Para 2017, a perspectiva de volume de entradas de investimento direto foi mantida em US$ 70.00 bilhões. Quatro semanas atrás, estava em US$ 68,00 bilhões.

Perspectiva

Apesar de uma agenda de indicadores mais fraca, a semana deve manter o clima de tensão recente enquanto o presidente eleito dos Estados Unidos seguir anunciando nomes de sua equipe e fazendo declarações polêmicas.

Dentre os principais indicadores, destaque para os dados de inflação no Brasil, PIB da Alemanha e Reino Unido, além da ata da última reunião do Fomc, que apesar de ter ocorrido antes das eleições americanas, deve dar sinais de como os integrantes do Fed estão vendo o atual momento econômico do país.

Na quarta-feira (15), será conhecido o IPCA-15 de novembro, considerado uma prévia da inflação oficial. As estimativas são de um número acima da divulgação do mês passado. Ainda assim, o índice deverá cair na comparação com os 12 meses anteriores, ficando abaixo de 8%.

Ainda na quarta-feira, será revelada a ata da última reunião do Fomc, bem como uma bateria de indicadores por lá deve movimentar o mercado. Entre os principais dados, e que devem sedimentar as apostas sobre os juros americanos, estão o de pedidos de auxílio desemprego, o PMI da Indústria, vendas de novas moradias e estoque de petróleo.

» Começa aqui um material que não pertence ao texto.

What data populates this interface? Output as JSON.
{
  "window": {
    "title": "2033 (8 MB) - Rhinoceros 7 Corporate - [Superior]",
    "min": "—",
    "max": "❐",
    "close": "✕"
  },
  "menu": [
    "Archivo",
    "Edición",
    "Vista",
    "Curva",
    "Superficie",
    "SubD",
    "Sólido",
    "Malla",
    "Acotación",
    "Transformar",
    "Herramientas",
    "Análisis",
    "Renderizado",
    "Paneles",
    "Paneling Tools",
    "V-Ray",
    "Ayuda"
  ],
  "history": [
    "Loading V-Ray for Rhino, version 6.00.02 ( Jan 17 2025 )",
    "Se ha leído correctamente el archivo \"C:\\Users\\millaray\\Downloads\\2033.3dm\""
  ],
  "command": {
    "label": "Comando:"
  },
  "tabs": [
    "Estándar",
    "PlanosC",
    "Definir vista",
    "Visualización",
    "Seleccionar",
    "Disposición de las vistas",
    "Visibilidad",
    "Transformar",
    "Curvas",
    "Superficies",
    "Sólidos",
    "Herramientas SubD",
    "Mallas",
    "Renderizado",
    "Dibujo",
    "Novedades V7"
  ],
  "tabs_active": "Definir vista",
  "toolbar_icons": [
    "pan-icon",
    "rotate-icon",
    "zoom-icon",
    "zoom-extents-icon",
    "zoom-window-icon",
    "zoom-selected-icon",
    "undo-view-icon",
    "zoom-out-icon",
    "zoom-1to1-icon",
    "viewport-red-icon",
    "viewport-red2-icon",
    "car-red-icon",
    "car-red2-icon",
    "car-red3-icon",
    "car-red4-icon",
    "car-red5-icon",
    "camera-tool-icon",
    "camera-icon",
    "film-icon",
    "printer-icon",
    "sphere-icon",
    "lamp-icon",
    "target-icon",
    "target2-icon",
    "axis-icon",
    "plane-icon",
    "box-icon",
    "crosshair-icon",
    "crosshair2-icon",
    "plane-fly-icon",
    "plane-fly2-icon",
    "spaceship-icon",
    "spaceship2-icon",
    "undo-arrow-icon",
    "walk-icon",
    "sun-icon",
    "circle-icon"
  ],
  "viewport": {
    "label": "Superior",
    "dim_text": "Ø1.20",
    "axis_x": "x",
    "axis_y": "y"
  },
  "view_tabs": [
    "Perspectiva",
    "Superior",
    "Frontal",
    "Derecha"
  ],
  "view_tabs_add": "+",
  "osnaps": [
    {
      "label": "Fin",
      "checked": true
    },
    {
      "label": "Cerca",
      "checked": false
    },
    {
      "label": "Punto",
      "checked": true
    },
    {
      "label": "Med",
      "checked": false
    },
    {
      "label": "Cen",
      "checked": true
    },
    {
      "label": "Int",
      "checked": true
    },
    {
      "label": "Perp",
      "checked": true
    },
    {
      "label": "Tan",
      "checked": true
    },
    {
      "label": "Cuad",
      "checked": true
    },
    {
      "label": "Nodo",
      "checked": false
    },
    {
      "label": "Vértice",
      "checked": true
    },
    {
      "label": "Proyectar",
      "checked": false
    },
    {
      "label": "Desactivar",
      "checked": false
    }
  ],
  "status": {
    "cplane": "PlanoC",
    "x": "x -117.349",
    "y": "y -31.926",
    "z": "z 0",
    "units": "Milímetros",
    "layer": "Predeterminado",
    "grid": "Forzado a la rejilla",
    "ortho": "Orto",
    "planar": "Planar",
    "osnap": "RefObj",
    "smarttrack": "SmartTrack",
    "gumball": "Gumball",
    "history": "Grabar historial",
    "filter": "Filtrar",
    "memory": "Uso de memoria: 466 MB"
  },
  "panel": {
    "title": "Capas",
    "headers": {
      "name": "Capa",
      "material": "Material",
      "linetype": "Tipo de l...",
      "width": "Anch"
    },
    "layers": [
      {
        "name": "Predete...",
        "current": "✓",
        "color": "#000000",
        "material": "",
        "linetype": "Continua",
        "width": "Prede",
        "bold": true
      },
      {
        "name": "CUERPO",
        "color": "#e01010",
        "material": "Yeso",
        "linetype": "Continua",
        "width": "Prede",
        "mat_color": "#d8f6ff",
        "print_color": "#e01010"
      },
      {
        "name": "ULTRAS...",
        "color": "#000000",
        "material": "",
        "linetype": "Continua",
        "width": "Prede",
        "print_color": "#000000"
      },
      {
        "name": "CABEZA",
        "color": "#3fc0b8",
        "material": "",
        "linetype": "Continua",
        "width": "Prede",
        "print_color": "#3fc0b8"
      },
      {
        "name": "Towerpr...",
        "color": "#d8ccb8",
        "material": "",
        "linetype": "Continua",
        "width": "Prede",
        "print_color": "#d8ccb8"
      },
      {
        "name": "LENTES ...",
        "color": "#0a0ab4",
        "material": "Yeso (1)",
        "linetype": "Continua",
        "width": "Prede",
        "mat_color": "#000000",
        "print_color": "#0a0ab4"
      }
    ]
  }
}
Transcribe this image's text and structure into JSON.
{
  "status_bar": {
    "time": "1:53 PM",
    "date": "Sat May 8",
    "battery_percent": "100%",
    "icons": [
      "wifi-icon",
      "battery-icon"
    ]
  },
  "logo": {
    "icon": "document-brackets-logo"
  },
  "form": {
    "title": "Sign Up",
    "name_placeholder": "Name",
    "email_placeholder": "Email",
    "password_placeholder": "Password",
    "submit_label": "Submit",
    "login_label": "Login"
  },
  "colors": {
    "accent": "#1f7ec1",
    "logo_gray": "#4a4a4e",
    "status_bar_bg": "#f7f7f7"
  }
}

Sob a ótica da alocação dos recursos dos RPPS, tendo-se em vista o médio e longo prazos, por ora nossa recomendação é de uma exposição de 50% nos vértices mais longos (dos quais 20% direcionados para o IMA-B 5+ e/ou IDKA 20A e 30% para o IMA-B Total), 20% para os vértices médios (IMA-B 5, IDkA 2A e IRF-M Total) e 5% para o vértice mais curto, representado pelo IRF-M 1, e mesmo pelo DI, em face de constituir uma reserva estratégica de liquidez e proteção das carteiras.

Permanece a recomendação de que, com a devida cautela e respeitados os limites das políticas de investimento é oportuna a avaliação de aplicações em produtos que envolvam a exposição ao risco de crédito (FIDC e FI Crédito Privado, por exemplo), em detrimento das alocações em vértices mais longos. A atual escassez de crédito para a produção e o consumo tem gerado prêmios de risco, que possibilitam uma remuneração que supera as metas atuariais.

Quanto à renda variável, recomendamos uma exposição de no máximo 25%, já incluídas as alocações em fundos multimercado (5%), em fundos de participações – FIP (5%) e em fundos imobiliários FII (5%).

Por fim, cabe lembrarmos que as aplicações em renda fixa, por ensejarem o rendimento do capital investido, devem contemplar o curto, o médio e o longo prazo, conforme as possibilidades ou necessidades dos investidores. Já as realizadas em renda variável, que ensejam o ganho de capital, as expectativas de retorno devem ser direcionadas efetivamente para o longo prazo.